Friday, August 23rd, 2013 Posted by Jim Thacker

MakerBot releases Digitizer desktop 3D scanner

MakerBot has expanded its product range from 3D printing to desktop 3D scanning with its new Digitizer 3D scanner, which has just become available to order via the company’s website.

Like the upcoming Matterform 3D scanner, the Digitizer is targeted towards the burgeoning home 3D printing market, with the product webpage at pains to link the scanner to MakerBot’s Thingieverse model-sharing site.

However, it’s a tool that many professional artists will at least be interested in checking out: at $1,400, it’s a little under half the price of Next Engine’s 3D Scanner HD, although more than Matterform’s proposed $599.

So how does the Digitizer stack up?
Like the Matterform unit, the Digitizer requires scanned objects to be placed on a rotating turntable, restricting its capture volume. The two have pretty much the same upper size limit: 203 x 203 x 203mm in the case of the Digitizer, 190 x 190 x 250mm in the case of the Photon.

In contrast, the NextEngine scanner does not rely on a turntable, and may be used to scan much larger objects.

Another sticking point for professional artists may be dimensional accuracy: at +/- 2.0mm, the Digitizer is considerably less accurate than the Matterform and NextEngine models (+/- 0.2mm and 0.13mm, respectively).
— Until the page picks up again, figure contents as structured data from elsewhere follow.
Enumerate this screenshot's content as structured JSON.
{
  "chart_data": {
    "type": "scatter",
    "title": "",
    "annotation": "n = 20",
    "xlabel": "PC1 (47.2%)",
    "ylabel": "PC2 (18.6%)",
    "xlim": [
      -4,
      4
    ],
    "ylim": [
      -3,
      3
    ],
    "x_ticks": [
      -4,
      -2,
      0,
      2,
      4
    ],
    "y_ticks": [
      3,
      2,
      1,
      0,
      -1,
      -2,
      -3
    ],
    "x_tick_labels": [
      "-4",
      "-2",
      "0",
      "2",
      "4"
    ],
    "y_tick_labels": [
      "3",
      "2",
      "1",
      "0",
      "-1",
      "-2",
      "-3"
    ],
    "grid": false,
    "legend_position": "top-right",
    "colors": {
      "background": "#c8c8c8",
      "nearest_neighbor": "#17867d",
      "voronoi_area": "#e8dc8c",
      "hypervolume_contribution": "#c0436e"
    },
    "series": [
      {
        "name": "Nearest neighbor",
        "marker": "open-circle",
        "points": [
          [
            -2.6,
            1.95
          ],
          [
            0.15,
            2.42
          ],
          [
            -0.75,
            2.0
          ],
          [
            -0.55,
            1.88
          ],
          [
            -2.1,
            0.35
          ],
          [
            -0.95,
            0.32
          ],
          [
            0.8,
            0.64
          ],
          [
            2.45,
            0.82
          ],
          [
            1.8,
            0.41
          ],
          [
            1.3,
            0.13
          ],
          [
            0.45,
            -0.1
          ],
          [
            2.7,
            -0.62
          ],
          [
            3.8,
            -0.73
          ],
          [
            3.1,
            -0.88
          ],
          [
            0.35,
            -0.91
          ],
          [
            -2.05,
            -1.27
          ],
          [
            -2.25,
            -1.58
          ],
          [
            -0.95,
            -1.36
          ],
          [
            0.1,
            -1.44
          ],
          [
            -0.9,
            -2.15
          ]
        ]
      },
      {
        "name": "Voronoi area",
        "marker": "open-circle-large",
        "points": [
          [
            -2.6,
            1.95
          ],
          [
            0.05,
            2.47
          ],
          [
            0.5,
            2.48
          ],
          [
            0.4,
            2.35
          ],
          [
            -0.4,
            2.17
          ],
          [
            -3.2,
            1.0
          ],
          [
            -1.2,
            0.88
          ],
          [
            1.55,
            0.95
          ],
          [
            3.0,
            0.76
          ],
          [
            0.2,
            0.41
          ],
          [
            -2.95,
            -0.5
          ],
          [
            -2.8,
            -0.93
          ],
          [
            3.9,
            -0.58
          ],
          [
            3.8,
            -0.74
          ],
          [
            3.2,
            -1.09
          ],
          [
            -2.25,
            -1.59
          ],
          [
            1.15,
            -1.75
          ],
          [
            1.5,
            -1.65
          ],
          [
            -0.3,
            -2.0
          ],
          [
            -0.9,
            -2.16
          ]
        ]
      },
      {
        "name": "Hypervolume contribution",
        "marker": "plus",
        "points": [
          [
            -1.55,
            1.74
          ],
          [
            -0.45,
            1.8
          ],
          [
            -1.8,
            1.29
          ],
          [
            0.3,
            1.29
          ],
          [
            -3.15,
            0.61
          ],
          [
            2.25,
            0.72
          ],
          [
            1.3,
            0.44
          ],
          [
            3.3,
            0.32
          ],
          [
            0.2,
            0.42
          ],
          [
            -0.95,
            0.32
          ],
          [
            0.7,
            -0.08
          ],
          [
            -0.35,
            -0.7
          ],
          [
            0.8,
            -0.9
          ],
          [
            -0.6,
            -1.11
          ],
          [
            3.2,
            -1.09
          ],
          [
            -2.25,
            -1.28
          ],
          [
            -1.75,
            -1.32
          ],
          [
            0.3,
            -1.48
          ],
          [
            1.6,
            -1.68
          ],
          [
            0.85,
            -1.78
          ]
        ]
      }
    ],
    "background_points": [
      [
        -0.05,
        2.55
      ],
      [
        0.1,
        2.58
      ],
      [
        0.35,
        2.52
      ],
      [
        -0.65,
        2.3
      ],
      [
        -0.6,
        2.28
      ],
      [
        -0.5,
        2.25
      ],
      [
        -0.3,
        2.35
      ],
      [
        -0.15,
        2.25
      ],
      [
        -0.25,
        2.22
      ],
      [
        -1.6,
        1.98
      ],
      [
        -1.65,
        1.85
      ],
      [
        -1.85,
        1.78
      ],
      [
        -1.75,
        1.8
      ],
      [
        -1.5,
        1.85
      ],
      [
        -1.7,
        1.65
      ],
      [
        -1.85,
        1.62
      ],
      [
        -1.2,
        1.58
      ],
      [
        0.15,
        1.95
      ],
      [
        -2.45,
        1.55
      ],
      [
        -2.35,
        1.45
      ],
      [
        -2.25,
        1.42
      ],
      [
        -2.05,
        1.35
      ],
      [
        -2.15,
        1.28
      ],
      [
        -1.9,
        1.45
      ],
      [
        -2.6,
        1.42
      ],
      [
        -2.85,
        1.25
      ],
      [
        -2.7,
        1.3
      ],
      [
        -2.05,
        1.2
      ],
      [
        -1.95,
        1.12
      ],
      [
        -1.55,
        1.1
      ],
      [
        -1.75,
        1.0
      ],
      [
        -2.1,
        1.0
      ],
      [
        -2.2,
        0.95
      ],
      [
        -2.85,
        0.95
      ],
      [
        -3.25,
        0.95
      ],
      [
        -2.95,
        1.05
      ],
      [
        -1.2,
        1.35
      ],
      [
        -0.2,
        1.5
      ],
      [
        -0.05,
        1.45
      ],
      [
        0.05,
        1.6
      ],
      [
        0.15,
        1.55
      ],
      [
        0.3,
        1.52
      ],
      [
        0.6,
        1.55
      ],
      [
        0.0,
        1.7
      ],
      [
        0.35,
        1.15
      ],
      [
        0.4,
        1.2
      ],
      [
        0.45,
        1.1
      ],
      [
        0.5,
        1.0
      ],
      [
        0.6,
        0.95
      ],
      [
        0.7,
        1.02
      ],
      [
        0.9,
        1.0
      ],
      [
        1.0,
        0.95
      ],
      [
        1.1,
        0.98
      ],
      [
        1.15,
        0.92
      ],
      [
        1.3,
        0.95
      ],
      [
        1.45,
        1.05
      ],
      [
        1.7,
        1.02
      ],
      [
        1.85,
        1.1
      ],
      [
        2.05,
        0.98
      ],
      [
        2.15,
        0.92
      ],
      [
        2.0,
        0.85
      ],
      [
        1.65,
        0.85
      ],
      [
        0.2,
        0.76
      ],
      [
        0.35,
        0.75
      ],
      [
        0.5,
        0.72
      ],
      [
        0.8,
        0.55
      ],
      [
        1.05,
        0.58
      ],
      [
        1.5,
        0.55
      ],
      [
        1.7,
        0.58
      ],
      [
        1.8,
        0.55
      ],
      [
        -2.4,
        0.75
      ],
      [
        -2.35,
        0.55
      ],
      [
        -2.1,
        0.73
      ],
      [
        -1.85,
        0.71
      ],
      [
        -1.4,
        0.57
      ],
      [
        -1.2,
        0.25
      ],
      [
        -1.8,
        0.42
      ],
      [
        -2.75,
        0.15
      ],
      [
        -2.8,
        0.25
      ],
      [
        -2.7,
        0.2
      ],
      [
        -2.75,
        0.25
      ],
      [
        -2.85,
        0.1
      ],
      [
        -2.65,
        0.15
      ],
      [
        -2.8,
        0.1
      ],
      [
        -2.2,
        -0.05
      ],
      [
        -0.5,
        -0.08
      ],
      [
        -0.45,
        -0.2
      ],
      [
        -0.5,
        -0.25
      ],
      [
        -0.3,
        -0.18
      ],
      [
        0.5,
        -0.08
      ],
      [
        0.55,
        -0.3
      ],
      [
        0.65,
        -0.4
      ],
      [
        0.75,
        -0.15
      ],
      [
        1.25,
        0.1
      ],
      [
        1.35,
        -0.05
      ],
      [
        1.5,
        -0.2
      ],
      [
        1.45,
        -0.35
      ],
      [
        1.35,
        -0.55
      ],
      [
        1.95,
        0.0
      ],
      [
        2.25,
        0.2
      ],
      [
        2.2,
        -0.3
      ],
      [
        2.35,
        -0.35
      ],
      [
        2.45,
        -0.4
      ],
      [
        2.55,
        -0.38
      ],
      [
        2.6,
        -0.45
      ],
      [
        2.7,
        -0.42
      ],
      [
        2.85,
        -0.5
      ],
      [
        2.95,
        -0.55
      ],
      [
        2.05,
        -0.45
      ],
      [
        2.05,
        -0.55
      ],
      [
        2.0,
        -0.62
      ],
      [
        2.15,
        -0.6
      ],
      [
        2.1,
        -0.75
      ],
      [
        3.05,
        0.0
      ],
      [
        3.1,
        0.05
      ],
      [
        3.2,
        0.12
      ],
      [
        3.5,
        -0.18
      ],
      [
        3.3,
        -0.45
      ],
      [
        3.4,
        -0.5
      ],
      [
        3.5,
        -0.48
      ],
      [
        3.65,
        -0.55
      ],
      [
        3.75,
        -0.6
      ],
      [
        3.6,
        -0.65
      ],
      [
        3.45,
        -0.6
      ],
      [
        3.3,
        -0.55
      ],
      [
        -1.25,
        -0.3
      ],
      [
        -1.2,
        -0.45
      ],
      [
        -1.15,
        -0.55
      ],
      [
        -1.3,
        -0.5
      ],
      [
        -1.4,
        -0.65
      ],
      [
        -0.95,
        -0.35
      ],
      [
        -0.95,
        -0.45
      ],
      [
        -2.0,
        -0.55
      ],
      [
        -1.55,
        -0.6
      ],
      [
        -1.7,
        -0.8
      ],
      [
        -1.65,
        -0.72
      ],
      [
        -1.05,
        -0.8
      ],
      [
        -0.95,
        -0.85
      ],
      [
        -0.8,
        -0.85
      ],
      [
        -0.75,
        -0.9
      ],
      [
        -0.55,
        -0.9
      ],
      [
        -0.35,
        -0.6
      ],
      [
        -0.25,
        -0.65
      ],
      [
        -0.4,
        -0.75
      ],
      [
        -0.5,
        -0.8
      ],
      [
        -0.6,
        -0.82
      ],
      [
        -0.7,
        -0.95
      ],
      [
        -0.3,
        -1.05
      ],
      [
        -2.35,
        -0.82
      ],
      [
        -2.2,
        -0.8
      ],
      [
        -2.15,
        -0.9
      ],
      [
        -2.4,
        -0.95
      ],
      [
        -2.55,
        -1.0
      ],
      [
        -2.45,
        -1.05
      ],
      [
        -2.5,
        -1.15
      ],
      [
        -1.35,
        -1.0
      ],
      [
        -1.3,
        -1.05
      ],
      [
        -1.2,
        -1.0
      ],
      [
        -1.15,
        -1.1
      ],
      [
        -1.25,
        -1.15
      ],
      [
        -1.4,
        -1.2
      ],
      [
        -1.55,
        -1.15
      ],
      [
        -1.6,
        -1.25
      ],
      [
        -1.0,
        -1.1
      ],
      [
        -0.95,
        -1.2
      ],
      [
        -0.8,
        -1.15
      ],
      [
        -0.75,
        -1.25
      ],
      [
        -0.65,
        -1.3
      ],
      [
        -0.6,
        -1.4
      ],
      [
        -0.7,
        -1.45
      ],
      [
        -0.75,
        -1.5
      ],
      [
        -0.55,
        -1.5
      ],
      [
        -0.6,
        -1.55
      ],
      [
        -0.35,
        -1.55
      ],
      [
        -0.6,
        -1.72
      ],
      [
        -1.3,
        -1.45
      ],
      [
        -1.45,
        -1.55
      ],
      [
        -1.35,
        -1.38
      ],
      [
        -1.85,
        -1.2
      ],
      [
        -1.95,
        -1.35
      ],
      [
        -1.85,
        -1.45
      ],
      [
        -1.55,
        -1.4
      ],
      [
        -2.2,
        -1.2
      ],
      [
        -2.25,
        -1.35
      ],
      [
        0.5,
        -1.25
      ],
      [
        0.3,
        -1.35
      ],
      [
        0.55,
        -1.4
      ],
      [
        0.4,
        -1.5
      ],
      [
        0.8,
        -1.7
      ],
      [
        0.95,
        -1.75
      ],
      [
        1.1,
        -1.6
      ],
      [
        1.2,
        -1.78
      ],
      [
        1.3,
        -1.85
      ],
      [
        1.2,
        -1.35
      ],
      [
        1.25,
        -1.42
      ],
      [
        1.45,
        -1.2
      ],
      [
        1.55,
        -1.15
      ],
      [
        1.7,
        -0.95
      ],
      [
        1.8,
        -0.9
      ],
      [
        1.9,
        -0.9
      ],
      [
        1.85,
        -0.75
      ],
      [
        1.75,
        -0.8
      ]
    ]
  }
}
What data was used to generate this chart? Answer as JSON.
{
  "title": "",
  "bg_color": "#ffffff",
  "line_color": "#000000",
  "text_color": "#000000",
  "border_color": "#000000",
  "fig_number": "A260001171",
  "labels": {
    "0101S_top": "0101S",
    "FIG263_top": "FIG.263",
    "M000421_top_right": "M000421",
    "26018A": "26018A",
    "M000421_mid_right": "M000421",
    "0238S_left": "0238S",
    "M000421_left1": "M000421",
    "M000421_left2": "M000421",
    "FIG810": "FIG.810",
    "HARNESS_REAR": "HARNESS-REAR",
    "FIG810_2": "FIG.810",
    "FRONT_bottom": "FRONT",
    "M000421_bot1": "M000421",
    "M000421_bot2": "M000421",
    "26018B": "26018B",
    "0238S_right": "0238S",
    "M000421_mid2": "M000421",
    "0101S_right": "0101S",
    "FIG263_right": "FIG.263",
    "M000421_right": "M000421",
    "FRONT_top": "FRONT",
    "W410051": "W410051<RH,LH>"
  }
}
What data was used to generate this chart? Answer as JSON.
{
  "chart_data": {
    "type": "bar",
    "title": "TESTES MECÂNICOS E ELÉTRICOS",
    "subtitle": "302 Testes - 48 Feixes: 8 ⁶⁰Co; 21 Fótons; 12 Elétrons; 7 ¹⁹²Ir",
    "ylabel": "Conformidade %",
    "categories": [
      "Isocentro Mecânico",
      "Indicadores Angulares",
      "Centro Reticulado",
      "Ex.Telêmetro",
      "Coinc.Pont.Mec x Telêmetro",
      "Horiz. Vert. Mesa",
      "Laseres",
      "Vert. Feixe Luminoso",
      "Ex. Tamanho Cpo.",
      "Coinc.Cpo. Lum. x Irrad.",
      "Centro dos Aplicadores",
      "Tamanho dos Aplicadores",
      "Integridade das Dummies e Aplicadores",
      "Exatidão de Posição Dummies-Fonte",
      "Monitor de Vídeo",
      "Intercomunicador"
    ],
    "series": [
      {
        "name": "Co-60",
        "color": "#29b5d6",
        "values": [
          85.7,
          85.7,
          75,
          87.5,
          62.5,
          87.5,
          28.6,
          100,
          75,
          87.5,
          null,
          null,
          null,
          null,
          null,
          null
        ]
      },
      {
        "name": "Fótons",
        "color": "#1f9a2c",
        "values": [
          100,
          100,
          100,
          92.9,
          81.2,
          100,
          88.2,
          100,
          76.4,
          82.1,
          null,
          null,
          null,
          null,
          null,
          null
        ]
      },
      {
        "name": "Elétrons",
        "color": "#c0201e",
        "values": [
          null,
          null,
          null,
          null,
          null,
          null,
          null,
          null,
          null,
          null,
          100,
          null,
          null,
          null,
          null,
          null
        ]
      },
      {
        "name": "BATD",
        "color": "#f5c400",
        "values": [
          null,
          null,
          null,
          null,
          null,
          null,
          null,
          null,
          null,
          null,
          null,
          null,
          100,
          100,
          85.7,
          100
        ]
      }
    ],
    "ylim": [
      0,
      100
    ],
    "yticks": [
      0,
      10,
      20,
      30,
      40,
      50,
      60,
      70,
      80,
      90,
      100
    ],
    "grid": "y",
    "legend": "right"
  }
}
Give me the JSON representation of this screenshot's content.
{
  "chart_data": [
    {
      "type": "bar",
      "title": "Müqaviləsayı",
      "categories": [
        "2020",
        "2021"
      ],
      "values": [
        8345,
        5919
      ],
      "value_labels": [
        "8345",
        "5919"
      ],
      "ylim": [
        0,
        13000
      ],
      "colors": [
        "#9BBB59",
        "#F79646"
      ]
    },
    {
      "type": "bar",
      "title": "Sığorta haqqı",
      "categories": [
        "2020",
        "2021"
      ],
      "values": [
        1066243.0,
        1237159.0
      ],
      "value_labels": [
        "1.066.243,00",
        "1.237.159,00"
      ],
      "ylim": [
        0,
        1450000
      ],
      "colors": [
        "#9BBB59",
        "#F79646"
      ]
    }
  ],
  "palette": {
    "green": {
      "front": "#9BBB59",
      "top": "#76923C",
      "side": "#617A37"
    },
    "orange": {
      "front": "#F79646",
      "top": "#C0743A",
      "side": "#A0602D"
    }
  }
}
And like Matterform, but unlike NextEngine, the Digitizer only captures geometry, not texture data.

The range of output formats is also more restricted: STL only, as opposed to Matterform’s choice of STL, OBJ or PLY, or NextEngine’s much larger range of options.

Here now, and being marketed effectively
However, MakerBot does have the advantage of beating Matterform to market, at least by a few weeks – Matterform’s website currently says that it aims to start accepting pre-orders in September.

The Digitizer also benefits from MakerBot’s marketing savvy, with CEO Bre Pettis’s customarily enthusiastic video introduction (above) placed prominently on the Digitizer’s product page.

For home users, the Digitizer looks likely to be popular. Pros looking for a quick way to digitise reference material may be well advised to wait a couple of months for the comparative reviews, however.

The MakerBot Digitizer is available to pre-order now, and should ship in mid-October.